Full format creates a fresh map of the drive where bad sectors are hidden, etc., so they can't be used.
Well, a bad sector first has be known. If a sector is 'bad' but the harddrive does not know it - meaning it never failed a READ request - then overwriting that sector would not uncover the issue. Even worse, it would destroy any evidence of there ever been a bad sector.
If a bad sector is known, meaning it was at least read once and failed, then the harddrive will show Current Pending Sector > 0 in the SMART-output. In this case, if you overwrite the bad sector, the harddrive will actively READ that same sector afterwards, and check whether it is actually readable. If not, it will replace the sector with a reserve sector. But it will not do this test if the harddrive is unaware of the weak/bad sector.

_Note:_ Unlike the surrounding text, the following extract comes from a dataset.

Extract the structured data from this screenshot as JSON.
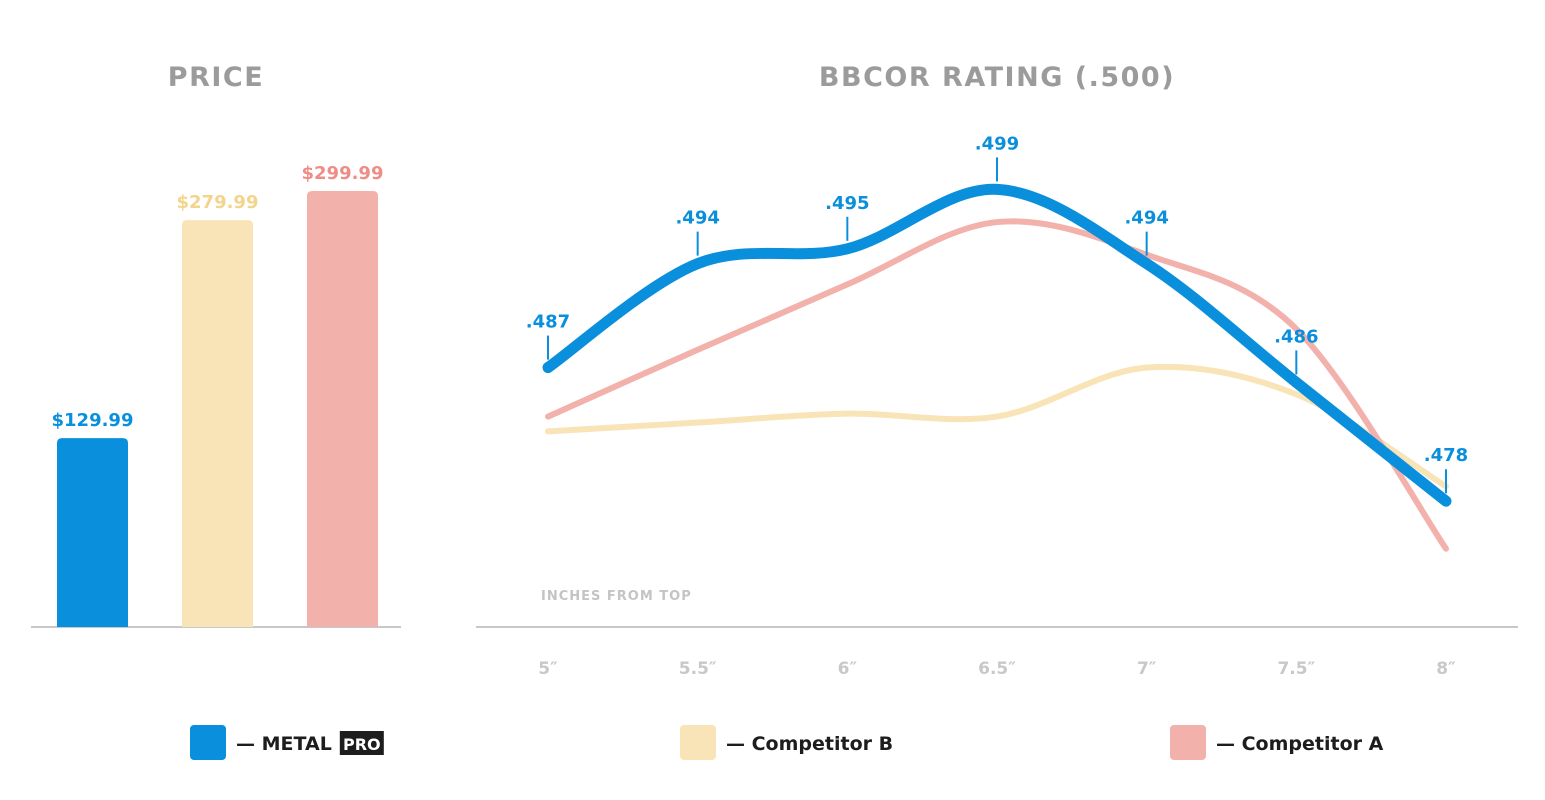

Additionally, old filesystems like FAT and NTFS have a special file $BadSect$ which stores sectors that the filesystem should not use. This is extremely outdated, since for many decades harddrive replace bad sectors themselves. The filesystem should not mimic this task, which is redundant. Newer filesystems have no such feature, but are designed to cope with individually unreadable sectors (ZFS, Btrfs, ReFS).
So for a new harddrive, reading the entire surface actually uncovers bad sectors, but simply writing does not. Even worse, after writing, unreadable sectors may become readable again - so called uBER bad sectors that are only unreadable due to insufficient error correction and not because of physical damage. After (over)writing these, all evidence disappears from the SMART data; Current Pending Sector is substracted but Reallocated Sector Count stays the same.
Stress testing with some kind of checksum utility, like the ZFS filesystem, would have my preference to validate new harddrives.